Alice Schmids Buch "Dreizehn ist meine Zahl" erzählt die Geschichte der neunjährigen Lilly, die in einem Dorf in der Schweiz Ende der 50er-Jahre lebt. Sie erfährt Armut und Gewalt, schafft sich aber Fluchtorte und setzt eigene Grenzen.

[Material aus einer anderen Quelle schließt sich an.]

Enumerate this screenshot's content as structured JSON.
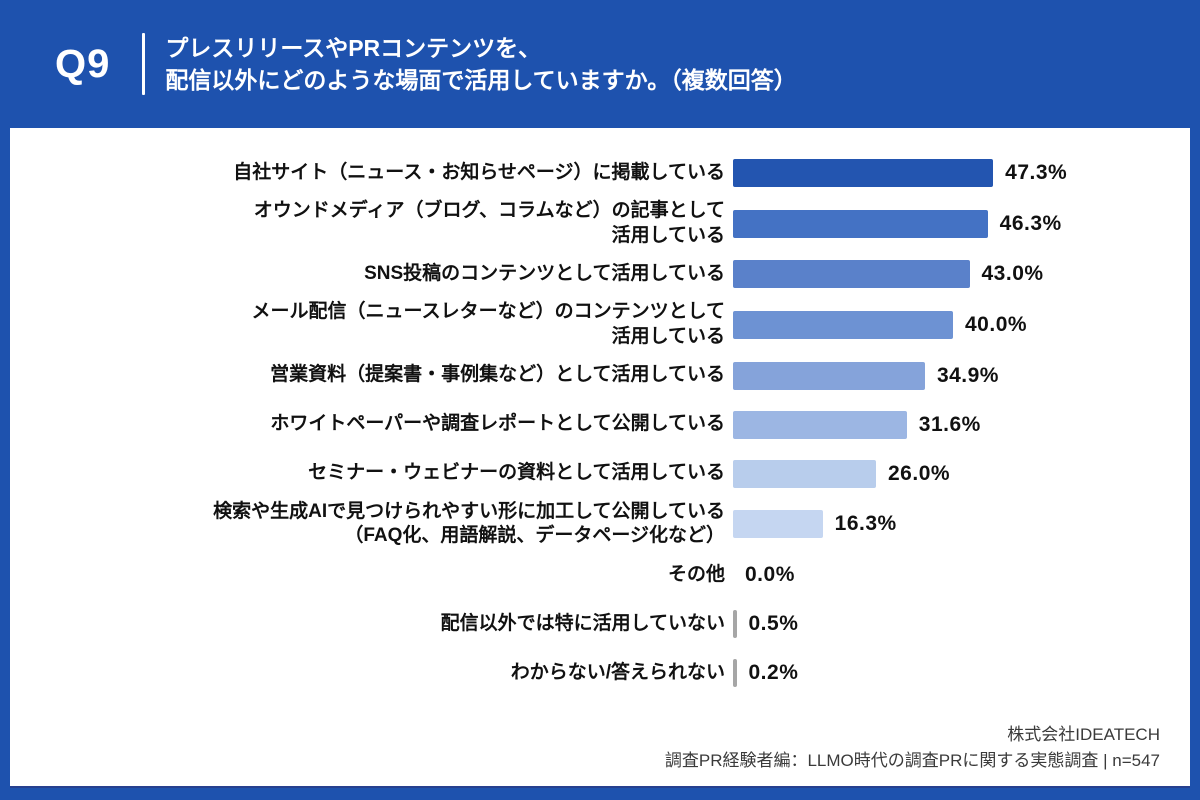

Von Liane Dirks | 14.11.2011
    Nachts kann sie nicht schlafen und tagsüber sackt sie demzufolge gelegentlich zusammen. Sie sackt nicht zusammen, sie bricht zusammen, völlig, unkontrolliert und schnell. Kurzfristig ist sie dann einfach nicht mehr da. Diese "Sie" ist keine an Narkolepsie leidende Frau, sondern ein Mädchen: Lilly, neun Jahre alt. Ein eigenwilliges Kind, aufbegehrend, äußerst phantasiebegabt, mutig und mit einem riesengroßen Herzen versehen. Die Kraft dieses Herzens braucht Lilly zum Lieben, allen voran den Vater, eine Erfinderseele, auf der der Fluch der Erfolglosigkeit zu liegen scheint, gefolgt von der Mutter, die sich gegen die Unbilden der Welt mit Gebeten und vor allem mit Schlägen zur Wehr setzt. Und wenn sie schlägt, dann richtig, zum Mitzählen, damit man es sich besser merken kann: 13 mal. Da heißt es natürlich aufpassen, wachsam sein, alles richtig machen, nicht auffallen und immer schön weiter lieben. Das ist schwer, denn Lilly ist nicht allein mit diesen Eltern. Da sind auch noch die ältere Schwester, die der Nachzüglerin mit nichts als Verachtung begegnet und der ältere Bruder, der der Zahl 13 noch eine weitere Facette hinzufügt. "Was ist das, Herr Pfarrer, das nachts klopft im Treppenhaus und immer näher kommt?" fragt Lilly den Dorfgeistlichen eines Tages in der Schule. Der will wissen, wie es tönt und sie beginnt zu zählen, bis 13.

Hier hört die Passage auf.